Patientenspezifische numerische Simulationen endovaskulärer Eingriffe bei komplexen Aortenpathologien
Zielsetzung
Die endovaskuläre Versorgung hat sich zur Erstlinienbehandlung für viele komplexe Aortenpathologien entwickelt, darunter abdominale, thorakale und thorakoabdominale Aneurysmen sowie Aortendissektionen.
Der klinische Erfolg hängt jedoch stark von der Auswahl des richtigen Stent-Grafts für den jeweiligen Patienten und der Erfahrung des Operateurs ab. Die heutigen Planungstools – die meist auf CT-Rekonstruktionen basieren – können nicht vorhersagen, wie sich ein Implantat in einer spezifischen Anatomie tatsächlich verhalten wird.
Ziel dieser Übersichtsarbeit ist es, die Grundprinzipien der numerischen Simulation vorzustellen und die aktuelle Literatur zu deren Einsatz bei der endovaskulären Behandlung komplexer Aortenerkrankungen zu bewerten. Dabei wird aufgezeigt, wie patientenspezifische Computermodelle die Planung und Durchführung dieser Eingriffe verändern könnten.
Methoden
Wir führten eine narrative Übersichtsarbeit zur patientenspezifischen numerischen Simulation bei endovaskulären Eingriffen durch.
Sie ist in die drei Phasen eines jeden Simulations-Workflows gegliedert: Preprocessing (Segmentierung von CT- oder MRT-Bildern in ein patientenspezifisches 3D-Modell sowie Zuweisung von Materialeigenschaften und Randbedingungen), Lösungsprozess und Postprocessing der Ergebnisse in klinisch verwertbare Informationen.

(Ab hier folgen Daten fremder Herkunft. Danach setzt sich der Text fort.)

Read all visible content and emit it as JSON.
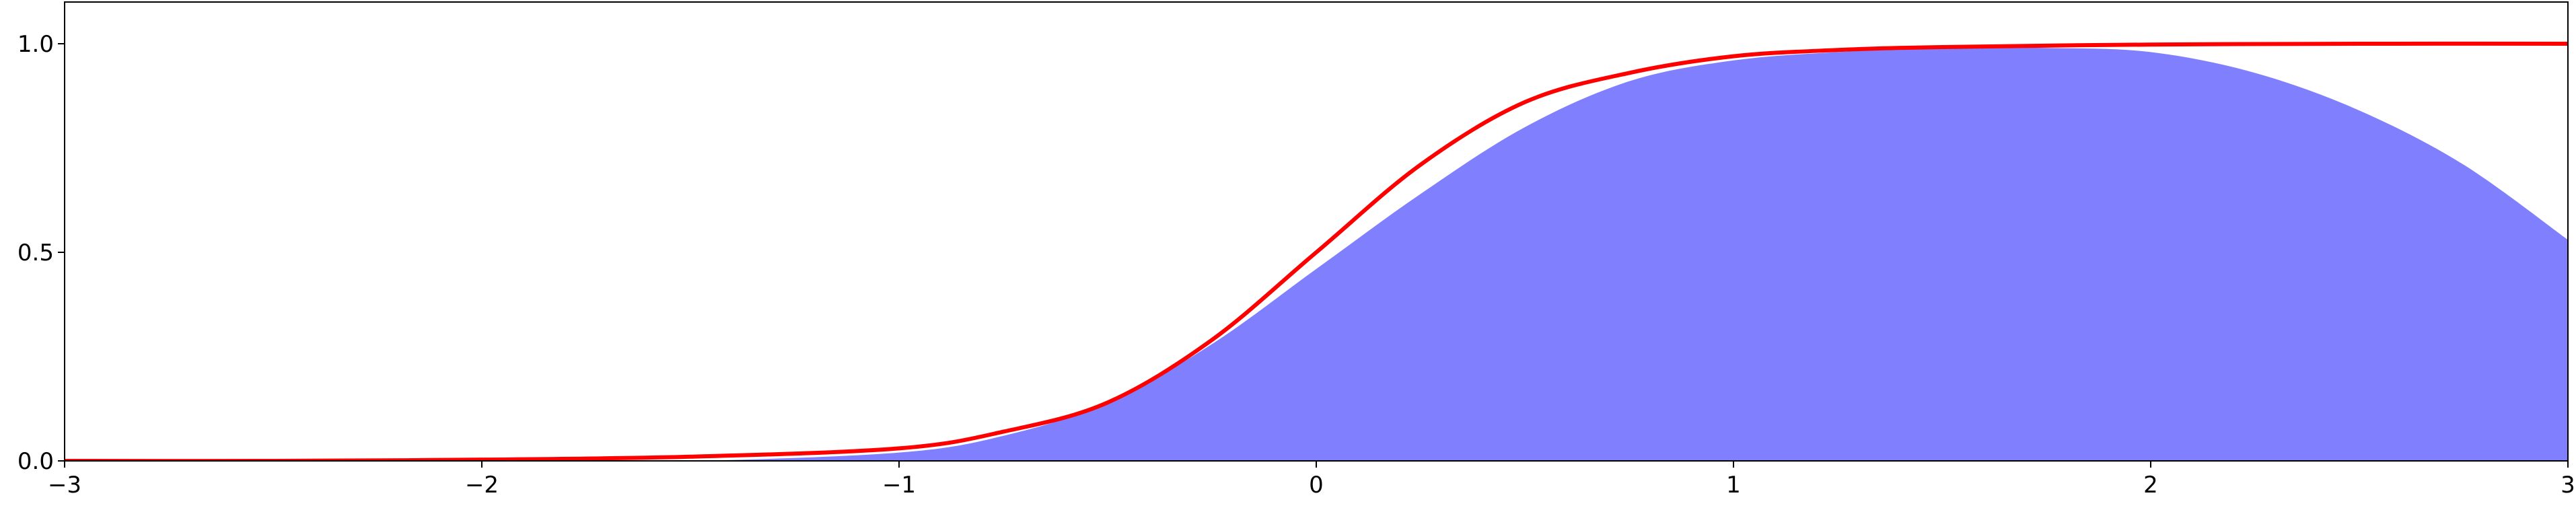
{
  "chart_data": {
    "type": "area",
    "title": "",
    "xlabel": "",
    "ylabel": "",
    "xlim": [
      -3,
      3
    ],
    "ylim": [
      0,
      1.1
    ],
    "grid": false,
    "x_ticks": [
      {
        "value": -3,
        "label": "−3"
      },
      {
        "value": -2,
        "label": "−2"
      },
      {
        "value": -1,
        "label": "−1"
      },
      {
        "value": 0,
        "label": "0"
      },
      {
        "value": 1,
        "label": "1"
      },
      {
        "value": 2,
        "label": "2"
      },
      {
        "value": 3,
        "label": "3"
      }
    ],
    "y_ticks": [
      {
        "value": 0.0,
        "label": "0.0"
      },
      {
        "value": 0.5,
        "label": "0.5"
      },
      {
        "value": 1.0,
        "label": "1.0"
      }
    ],
    "series": [
      {
        "kind": "area",
        "color": "#8080ff",
        "x": [
          -3,
          -2,
          -1.5,
          -1,
          -0.75,
          -0.5,
          -0.25,
          0,
          0.25,
          0.5,
          0.75,
          1,
          1.25,
          1.5,
          1.75,
          2,
          2.25,
          2.5,
          2.75,
          3
        ],
        "y": [
          0.0,
          0.0,
          0.0,
          0.02,
          0.06,
          0.14,
          0.28,
          0.46,
          0.64,
          0.8,
          0.91,
          0.96,
          0.98,
          0.99,
          0.99,
          0.98,
          0.93,
          0.84,
          0.71,
          0.53
        ]
      },
      {
        "kind": "line",
        "color": "#ff0000",
        "x": [
          -3,
          -2.5,
          -2,
          -1.5,
          -1,
          -0.75,
          -0.5,
          -0.25,
          0,
          0.25,
          0.5,
          0.75,
          1,
          1.25,
          1.5,
          2,
          2.5,
          3
        ],
        "y": [
          0.0,
          0.0,
          0.003,
          0.01,
          0.03,
          0.07,
          0.14,
          0.29,
          0.5,
          0.71,
          0.86,
          0.93,
          0.97,
          0.985,
          0.992,
          0.998,
          1.0,
          1.0
        ]
      }
    ]
  }
}
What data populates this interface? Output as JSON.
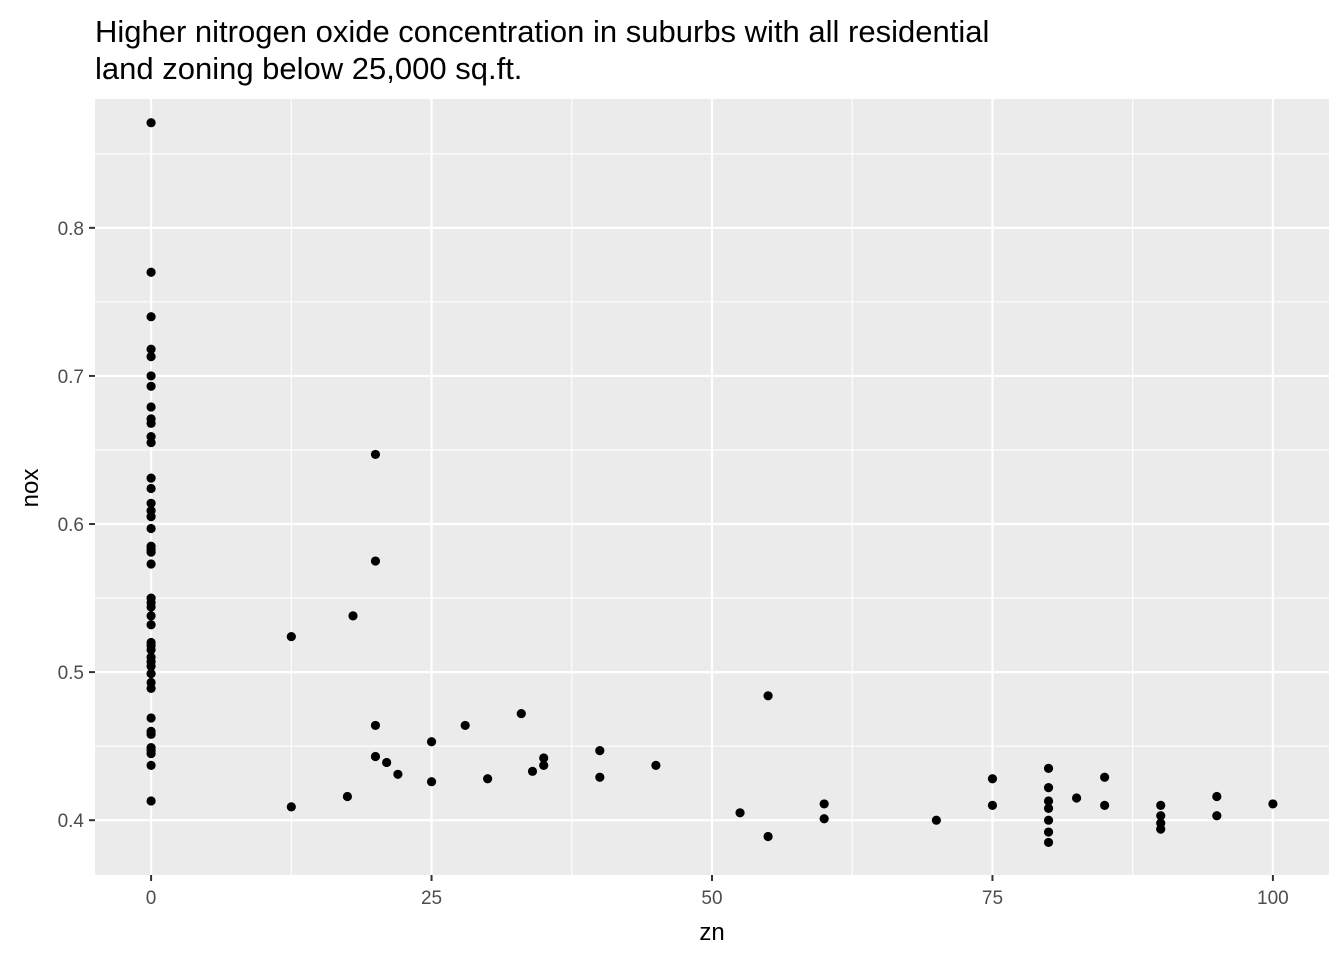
{
  "chart_data": {
    "type": "scatter",
    "title": "Higher nitrogen oxide concentration in suburbs with all residential",
    "subtitle": "land zoning below 25,000 sq.ft.",
    "xlabel": "zn",
    "ylabel": "nox",
    "xlim": [
      -5,
      105
    ],
    "ylim": [
      0.363,
      0.887
    ],
    "x_ticks": [
      0,
      25,
      50,
      75,
      100
    ],
    "x_tick_labels": [
      "0",
      "25",
      "50",
      "75",
      "100"
    ],
    "y_ticks": [
      0.4,
      0.5,
      0.6,
      0.7,
      0.8
    ],
    "y_tick_labels": [
      "0.4",
      "0.5",
      "0.6",
      "0.7",
      "0.8"
    ],
    "grid": true,
    "panel_color": "#ebebeb",
    "point_color": "#000000",
    "points": [
      {
        "x": 0,
        "y": 0.871
      },
      {
        "x": 0,
        "y": 0.77
      },
      {
        "x": 0,
        "y": 0.74
      },
      {
        "x": 0,
        "y": 0.718
      },
      {
        "x": 0,
        "y": 0.713
      },
      {
        "x": 0,
        "y": 0.7
      },
      {
        "x": 0,
        "y": 0.693
      },
      {
        "x": 0,
        "y": 0.679
      },
      {
        "x": 0,
        "y": 0.671
      },
      {
        "x": 0,
        "y": 0.668
      },
      {
        "x": 0,
        "y": 0.659
      },
      {
        "x": 0,
        "y": 0.655
      },
      {
        "x": 0,
        "y": 0.631
      },
      {
        "x": 0,
        "y": 0.624
      },
      {
        "x": 0,
        "y": 0.614
      },
      {
        "x": 0,
        "y": 0.609
      },
      {
        "x": 0,
        "y": 0.605
      },
      {
        "x": 0,
        "y": 0.597
      },
      {
        "x": 0,
        "y": 0.585
      },
      {
        "x": 0,
        "y": 0.583
      },
      {
        "x": 0,
        "y": 0.581
      },
      {
        "x": 0,
        "y": 0.573
      },
      {
        "x": 0,
        "y": 0.55
      },
      {
        "x": 0,
        "y": 0.547
      },
      {
        "x": 0,
        "y": 0.544
      },
      {
        "x": 0,
        "y": 0.538
      },
      {
        "x": 0,
        "y": 0.532
      },
      {
        "x": 0,
        "y": 0.52
      },
      {
        "x": 0,
        "y": 0.518
      },
      {
        "x": 0,
        "y": 0.515
      },
      {
        "x": 0,
        "y": 0.51
      },
      {
        "x": 0,
        "y": 0.507
      },
      {
        "x": 0,
        "y": 0.504
      },
      {
        "x": 0,
        "y": 0.499
      },
      {
        "x": 0,
        "y": 0.493
      },
      {
        "x": 0,
        "y": 0.489
      },
      {
        "x": 0,
        "y": 0.469
      },
      {
        "x": 0,
        "y": 0.46
      },
      {
        "x": 0,
        "y": 0.458
      },
      {
        "x": 0,
        "y": 0.449
      },
      {
        "x": 0,
        "y": 0.447
      },
      {
        "x": 0,
        "y": 0.445
      },
      {
        "x": 0,
        "y": 0.437
      },
      {
        "x": 0,
        "y": 0.413
      },
      {
        "x": 12.5,
        "y": 0.524
      },
      {
        "x": 12.5,
        "y": 0.409
      },
      {
        "x": 17.5,
        "y": 0.416
      },
      {
        "x": 18,
        "y": 0.538
      },
      {
        "x": 20,
        "y": 0.647
      },
      {
        "x": 20,
        "y": 0.575
      },
      {
        "x": 20,
        "y": 0.464
      },
      {
        "x": 20,
        "y": 0.443
      },
      {
        "x": 21,
        "y": 0.439
      },
      {
        "x": 22,
        "y": 0.431
      },
      {
        "x": 25,
        "y": 0.453
      },
      {
        "x": 25,
        "y": 0.426
      },
      {
        "x": 28,
        "y": 0.464
      },
      {
        "x": 30,
        "y": 0.428
      },
      {
        "x": 33,
        "y": 0.472
      },
      {
        "x": 34,
        "y": 0.433
      },
      {
        "x": 35,
        "y": 0.442
      },
      {
        "x": 35,
        "y": 0.437
      },
      {
        "x": 40,
        "y": 0.447
      },
      {
        "x": 40,
        "y": 0.429
      },
      {
        "x": 45,
        "y": 0.437
      },
      {
        "x": 52.5,
        "y": 0.405
      },
      {
        "x": 55,
        "y": 0.484
      },
      {
        "x": 55,
        "y": 0.389
      },
      {
        "x": 60,
        "y": 0.411
      },
      {
        "x": 60,
        "y": 0.401
      },
      {
        "x": 70,
        "y": 0.4
      },
      {
        "x": 75,
        "y": 0.428
      },
      {
        "x": 75,
        "y": 0.41
      },
      {
        "x": 80,
        "y": 0.435
      },
      {
        "x": 80,
        "y": 0.422
      },
      {
        "x": 80,
        "y": 0.413
      },
      {
        "x": 80,
        "y": 0.408
      },
      {
        "x": 80,
        "y": 0.4
      },
      {
        "x": 80,
        "y": 0.392
      },
      {
        "x": 80,
        "y": 0.385
      },
      {
        "x": 82.5,
        "y": 0.415
      },
      {
        "x": 85,
        "y": 0.429
      },
      {
        "x": 85,
        "y": 0.41
      },
      {
        "x": 90,
        "y": 0.41
      },
      {
        "x": 90,
        "y": 0.403
      },
      {
        "x": 90,
        "y": 0.398
      },
      {
        "x": 90,
        "y": 0.394
      },
      {
        "x": 95,
        "y": 0.416
      },
      {
        "x": 95,
        "y": 0.403
      },
      {
        "x": 100,
        "y": 0.411
      }
    ]
  }
}
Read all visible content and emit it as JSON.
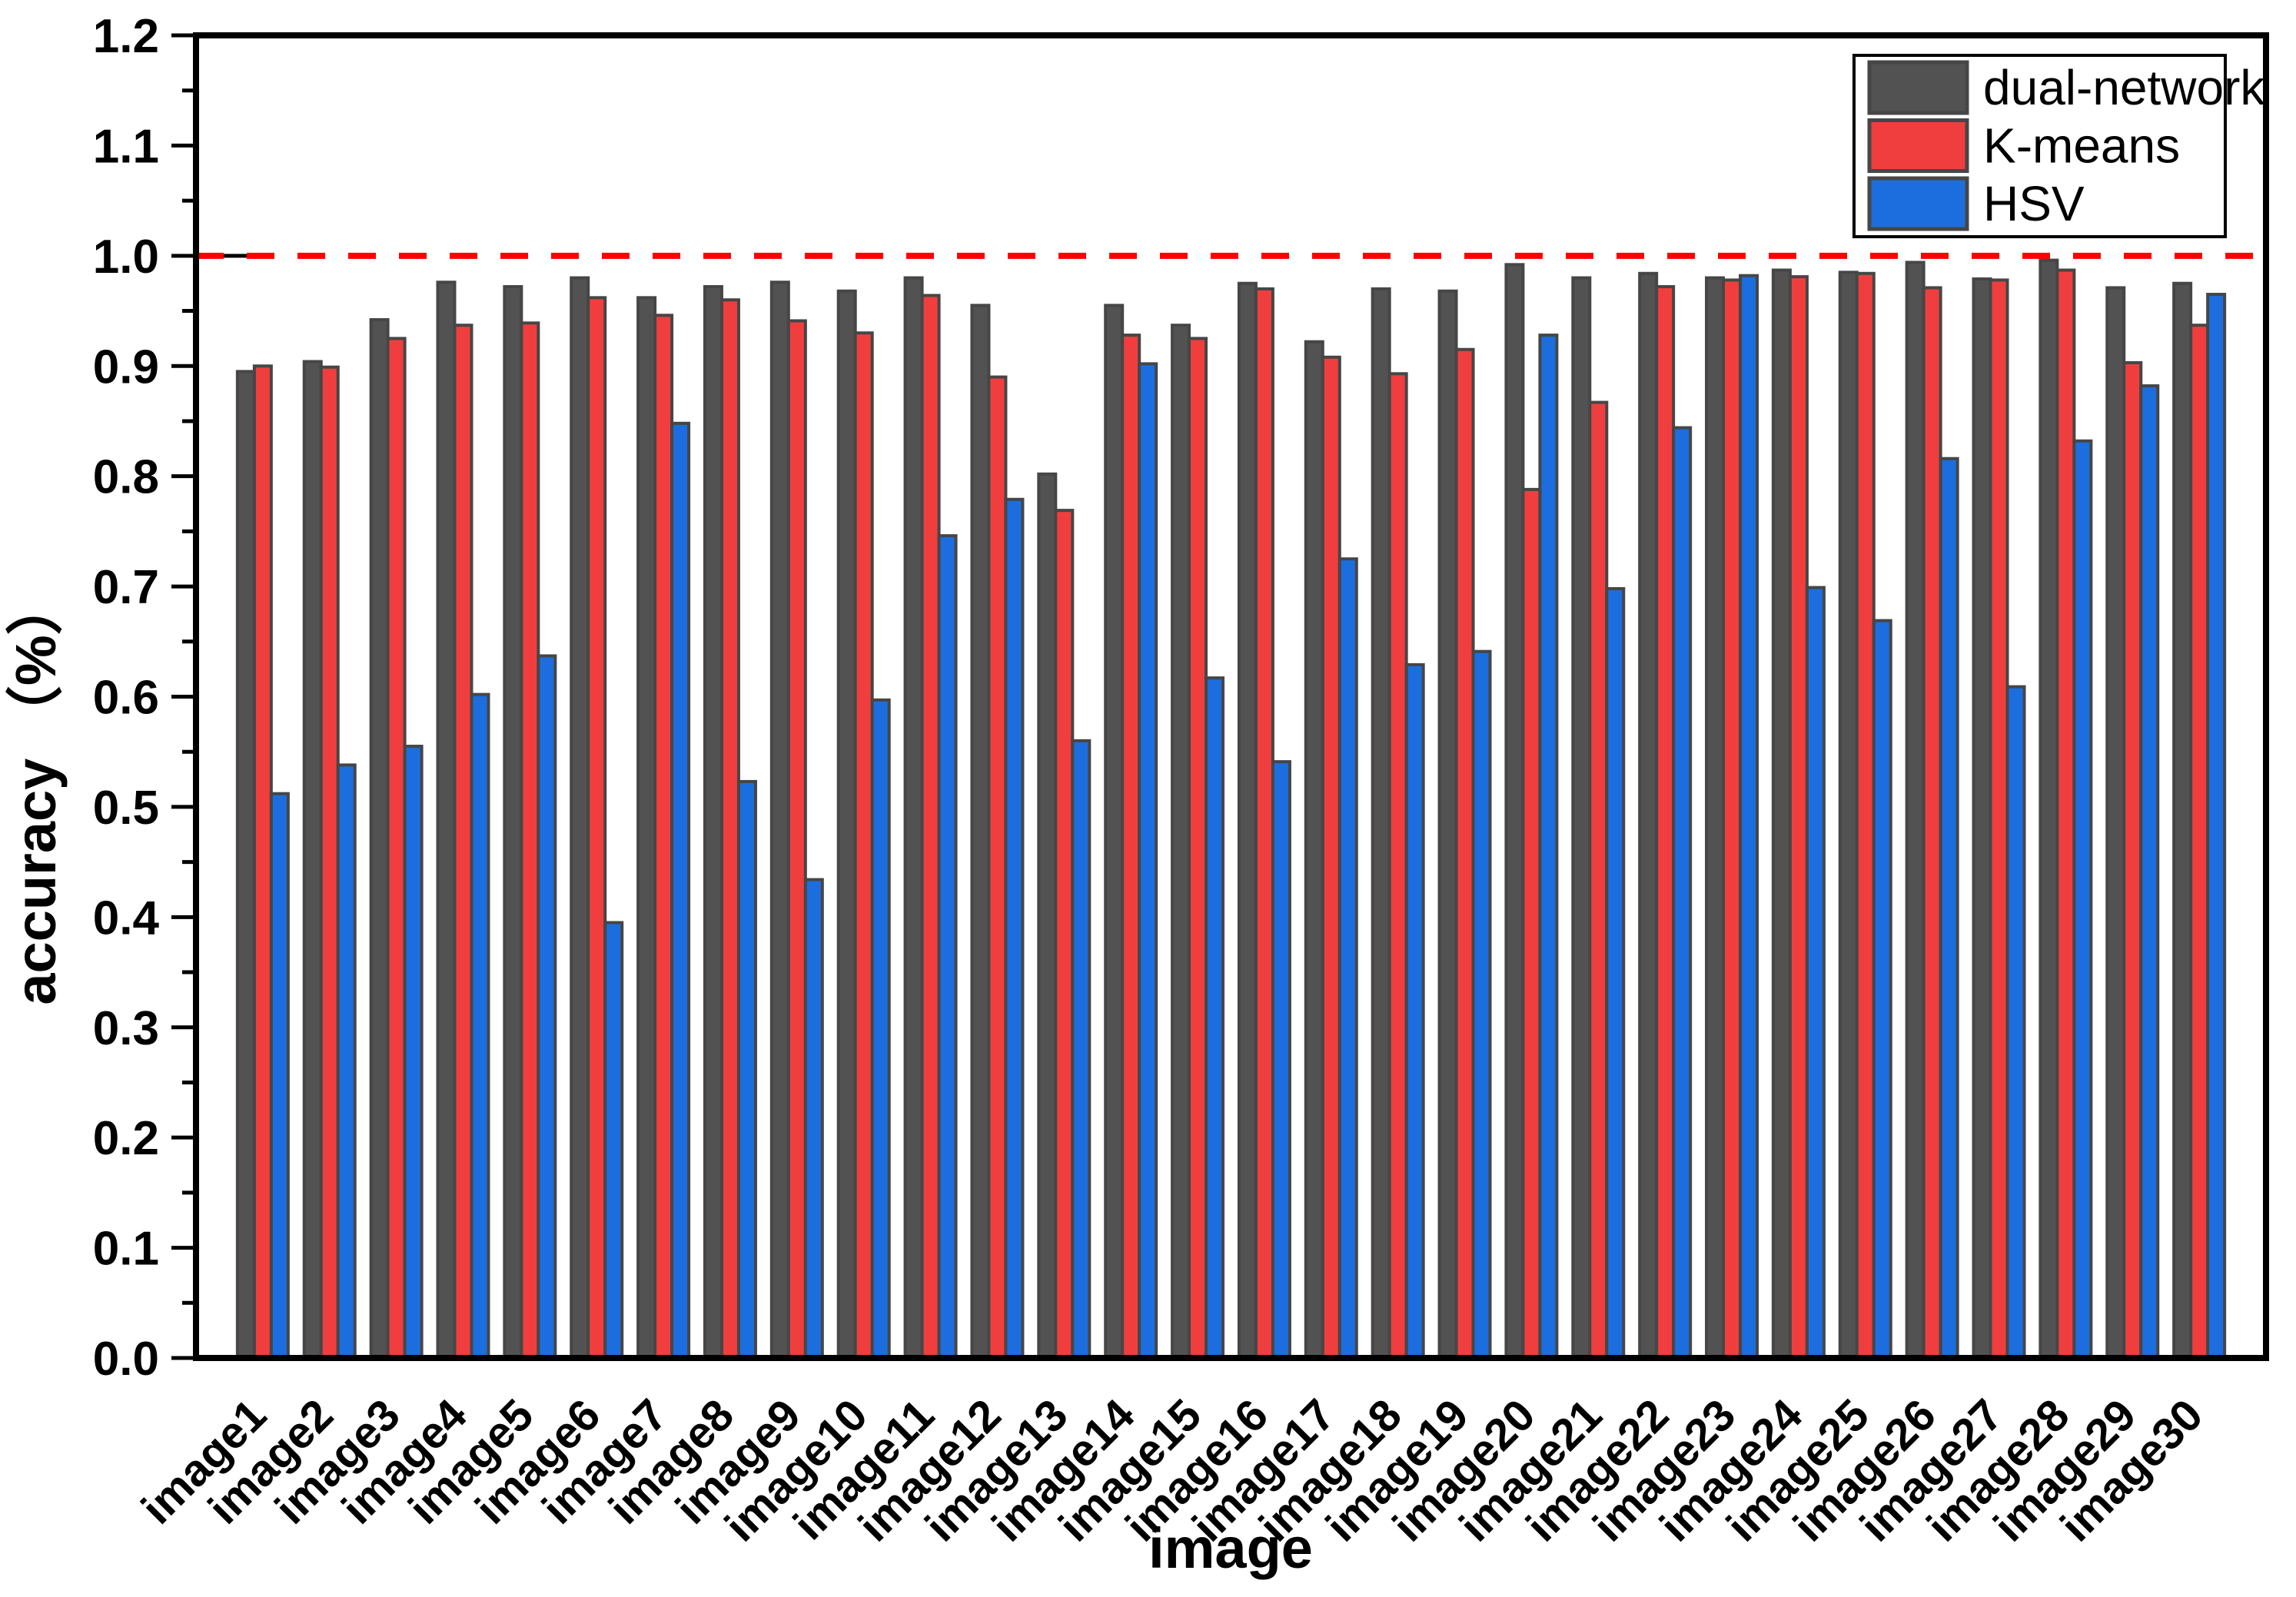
{
  "chart_data": {
    "type": "bar",
    "title": "",
    "xlabel": "image",
    "ylabel": "accuracy （%）",
    "categories": [
      "image1",
      "image2",
      "image3",
      "image4",
      "image5",
      "image6",
      "image7",
      "image8",
      "image9",
      "image10",
      "image11",
      "image12",
      "image13",
      "image14",
      "image15",
      "image16",
      "image17",
      "image18",
      "image19",
      "image20",
      "image21",
      "image22",
      "image23",
      "image24",
      "image25",
      "image26",
      "image27",
      "image28",
      "image29",
      "image30"
    ],
    "series": [
      {
        "name": "dual-network",
        "color": "#525252",
        "values": [
          0.895,
          0.904,
          0.942,
          0.976,
          0.972,
          0.98,
          0.962,
          0.972,
          0.976,
          0.968,
          0.98,
          0.955,
          0.802,
          0.955,
          0.937,
          0.975,
          0.922,
          0.97,
          0.968,
          0.992,
          0.98,
          0.984,
          0.98,
          0.987,
          0.985,
          0.994,
          0.979,
          0.996,
          0.971,
          0.975
        ]
      },
      {
        "name": "K-means",
        "color": "#f03e3e",
        "values": [
          0.9,
          0.899,
          0.925,
          0.937,
          0.939,
          0.962,
          0.946,
          0.96,
          0.941,
          0.93,
          0.964,
          0.89,
          0.769,
          0.928,
          0.925,
          0.97,
          0.908,
          0.893,
          0.915,
          0.788,
          0.867,
          0.972,
          0.978,
          0.981,
          0.984,
          0.971,
          0.978,
          0.987,
          0.903,
          0.937
        ]
      },
      {
        "name": "HSV",
        "color": "#1c6edf",
        "values": [
          0.512,
          0.538,
          0.555,
          0.602,
          0.637,
          0.395,
          0.848,
          0.523,
          0.434,
          0.597,
          0.746,
          0.779,
          0.56,
          0.902,
          0.617,
          0.541,
          0.725,
          0.629,
          0.641,
          0.928,
          0.698,
          0.844,
          0.982,
          0.699,
          0.669,
          0.816,
          0.609,
          0.832,
          0.882,
          0.965
        ]
      }
    ],
    "ylim": [
      0.0,
      1.2
    ],
    "ytick_step": 0.1,
    "yminor_step": 0.05,
    "ytick_labels": [
      "0.0",
      "0.1",
      "0.2",
      "0.3",
      "0.4",
      "0.5",
      "0.6",
      "0.7",
      "0.8",
      "0.9",
      "1.0",
      "1.1",
      "1.2"
    ],
    "reference_line": {
      "value": 1.0,
      "color": "#ff0000",
      "style": "dashed"
    },
    "bar_outline_color": "#464646",
    "frame_color": "#000000",
    "legend_position": "top-right",
    "grid": false
  }
}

Wir untersuchten die publizierte Evidenz, gegliedert nach Aortenpathologien: EVAR bei abdominalen Aneurysmen, TEVAR bei thorakalen Aneurysmen, fenestrierte und gebranchte Prothesen (FEVAR) bei juxtarenalen und thorakoabdominalen Aneurysmen sowie Aortendissektionen.
Zudem untersuchten wir die wichtigsten Modellierungsansätze: Finite-Elemente-Strukturanalyse, numerische Strömungsmechanik, Fluid-Struktur-Interaktion sowie aufkommende Methoden des maschinellen Lernens und digitale Zwillinge.
Ergebnisse
Die Finite-Elemente-Analyse wird in der großen Mehrheit der Studien zur Vorhersage der Stent-Graft-Platzierung eingesetzt, wobei Techniken wie virtuelle Katheter, virtuelle Hüllen oder die direkte Platzierung verwendet werden. Numerische Strömungsmechanik wird zur Untersuchung des Blutflusses und der Wandschubspannung angewandt, insbesondere bei Dissektionen.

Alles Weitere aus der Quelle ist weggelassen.